Ely is a road warrior. Driven to Drive‘s songs were recorded on assorted dates, even during different decades, when he would return to his home studio outside Austin after coming off a tour. The album, as a whole, still manages to have a harmonious vibe. It isn’t easy to distinguish which songs were recorded when. They share a uniform sensibility. Ely’s vocals and guitar playing remain strong throughout. His musician neighbors accompany him, most frequently accordionist Joel Guzman, as well as keyboardist Bill Guinn, fiddler Richard Bowden, and singer Eddie Beethoven—but not all at the same time.

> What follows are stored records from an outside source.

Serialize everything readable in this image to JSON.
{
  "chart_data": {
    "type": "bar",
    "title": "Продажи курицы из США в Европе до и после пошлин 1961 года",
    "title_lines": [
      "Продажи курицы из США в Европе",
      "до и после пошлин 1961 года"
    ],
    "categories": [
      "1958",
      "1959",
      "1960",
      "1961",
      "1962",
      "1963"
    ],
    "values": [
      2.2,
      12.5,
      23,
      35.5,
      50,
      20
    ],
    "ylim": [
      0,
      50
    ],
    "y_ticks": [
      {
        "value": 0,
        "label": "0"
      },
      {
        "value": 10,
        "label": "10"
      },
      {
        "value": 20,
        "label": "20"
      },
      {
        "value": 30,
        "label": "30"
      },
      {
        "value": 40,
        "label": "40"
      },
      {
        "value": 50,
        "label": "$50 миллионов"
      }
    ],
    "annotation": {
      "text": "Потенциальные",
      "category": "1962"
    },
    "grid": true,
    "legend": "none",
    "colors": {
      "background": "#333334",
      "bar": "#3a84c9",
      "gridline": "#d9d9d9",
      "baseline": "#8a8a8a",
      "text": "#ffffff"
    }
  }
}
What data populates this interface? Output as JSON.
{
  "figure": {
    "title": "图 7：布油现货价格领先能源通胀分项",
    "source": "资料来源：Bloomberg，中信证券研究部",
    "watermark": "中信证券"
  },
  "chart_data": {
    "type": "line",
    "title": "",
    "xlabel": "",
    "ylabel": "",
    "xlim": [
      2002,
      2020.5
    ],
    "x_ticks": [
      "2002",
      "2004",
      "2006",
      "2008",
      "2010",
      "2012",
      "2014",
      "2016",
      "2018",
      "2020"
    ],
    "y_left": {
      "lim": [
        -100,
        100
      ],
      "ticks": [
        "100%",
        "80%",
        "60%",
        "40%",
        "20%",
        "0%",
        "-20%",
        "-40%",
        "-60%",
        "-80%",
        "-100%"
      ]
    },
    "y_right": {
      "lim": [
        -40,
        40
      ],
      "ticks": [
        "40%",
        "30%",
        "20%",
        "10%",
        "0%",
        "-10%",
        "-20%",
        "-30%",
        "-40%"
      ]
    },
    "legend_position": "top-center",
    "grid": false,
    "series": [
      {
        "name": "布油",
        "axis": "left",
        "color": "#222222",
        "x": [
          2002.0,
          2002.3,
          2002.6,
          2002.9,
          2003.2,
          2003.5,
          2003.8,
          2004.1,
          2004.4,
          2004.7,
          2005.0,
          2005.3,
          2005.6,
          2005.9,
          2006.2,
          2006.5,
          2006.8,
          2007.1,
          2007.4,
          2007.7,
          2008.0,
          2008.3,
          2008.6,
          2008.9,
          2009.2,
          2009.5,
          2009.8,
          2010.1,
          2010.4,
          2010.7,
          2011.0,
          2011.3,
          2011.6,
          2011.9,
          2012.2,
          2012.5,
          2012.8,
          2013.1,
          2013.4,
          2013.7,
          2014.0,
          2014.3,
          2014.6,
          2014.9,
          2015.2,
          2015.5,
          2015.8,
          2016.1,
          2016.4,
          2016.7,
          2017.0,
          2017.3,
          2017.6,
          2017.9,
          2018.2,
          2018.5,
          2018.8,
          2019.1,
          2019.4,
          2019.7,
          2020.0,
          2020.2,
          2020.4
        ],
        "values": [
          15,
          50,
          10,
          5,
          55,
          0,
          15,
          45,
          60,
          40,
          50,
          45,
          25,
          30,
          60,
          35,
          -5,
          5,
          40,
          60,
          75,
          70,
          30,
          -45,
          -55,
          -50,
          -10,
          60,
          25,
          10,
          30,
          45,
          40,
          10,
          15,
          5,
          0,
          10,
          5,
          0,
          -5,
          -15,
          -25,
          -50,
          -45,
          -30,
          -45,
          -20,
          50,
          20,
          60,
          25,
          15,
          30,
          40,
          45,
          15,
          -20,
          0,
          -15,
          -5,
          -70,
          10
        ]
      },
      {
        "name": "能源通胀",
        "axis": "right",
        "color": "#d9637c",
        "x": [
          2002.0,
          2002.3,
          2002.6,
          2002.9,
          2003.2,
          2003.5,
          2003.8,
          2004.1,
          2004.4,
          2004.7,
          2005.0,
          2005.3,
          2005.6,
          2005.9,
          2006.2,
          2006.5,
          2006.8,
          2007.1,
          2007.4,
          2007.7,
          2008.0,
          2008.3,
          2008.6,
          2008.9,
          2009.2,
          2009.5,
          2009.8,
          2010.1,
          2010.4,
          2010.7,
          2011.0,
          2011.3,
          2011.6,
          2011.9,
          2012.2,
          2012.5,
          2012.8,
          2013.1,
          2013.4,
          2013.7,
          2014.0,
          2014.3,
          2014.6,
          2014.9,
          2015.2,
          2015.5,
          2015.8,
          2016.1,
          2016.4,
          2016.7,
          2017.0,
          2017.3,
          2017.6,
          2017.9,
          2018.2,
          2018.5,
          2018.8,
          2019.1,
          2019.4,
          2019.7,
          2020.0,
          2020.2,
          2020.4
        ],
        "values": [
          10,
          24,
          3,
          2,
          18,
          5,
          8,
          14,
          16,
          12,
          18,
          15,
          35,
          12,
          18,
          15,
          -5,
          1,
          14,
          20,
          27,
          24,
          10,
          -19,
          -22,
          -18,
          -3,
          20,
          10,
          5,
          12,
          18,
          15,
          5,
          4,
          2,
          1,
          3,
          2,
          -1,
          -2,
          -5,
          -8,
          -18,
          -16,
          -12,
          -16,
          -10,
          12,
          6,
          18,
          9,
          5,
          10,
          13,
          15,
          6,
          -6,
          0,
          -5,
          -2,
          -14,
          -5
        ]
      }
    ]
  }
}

Most tracks feature just one or two other players. Jeff Plankenhorn later added his guitar to three tracks at the Zone studio in Dripping Springs, Texas, and engineer Par Manske (who mastered the LP) added percussion. Bruce Springsteen also contributed guest vocals on one track.
Driven to Drive presents Joe Ely hitting the highway by car, semi-truck, motorcycle, and Greyhound bus. The songs are full of colorful one-liners that contain the wisdom of the road as found in tall tales, folk wisdom, and poetic inspiration. “For your love, I’d stop a freight train single-handed / I’d straighten the bends in the Rio Grande,” he sings boastfully in “For Your Love”. “Lady luck is for horses and dice / she has no heart,” he observes in “Odds of the Blues”. “Nashville is a catfish looking for a silver hook,” he recites in his tribute to the Tennessee town.
Joe Ely’s stories wander the way a traveler does when entering strange territory, noting the novelty and sameness of the surroundings, not yet sure what’s important and what just is. For example, the song about Nashville has the city turn into “a fiddle, ain’t no violin”, “a dreamer with a broken heart”, and “a tour bus shining like a lady of the night” before Ely’s done. He appreciates the many sides of the Music City even as he sees through its facades.
Most of the tracks on Driven to Drive throb with the motion of being on the go, whether the singer is watching the vehicles roll or driving himself. The most prominent counter-example is the slow-moving acoustic “Gulf Coast Blues”, where he looks out at the tide and realizes one can be moving and still be going nowhere like the waves in the sea. He notes that blues are the feeling one gets while waiting for the wind. Joe Ely knows he has to keep on moving, as he says in the title song. He provides room for the rest of us to join him. I call shotgun.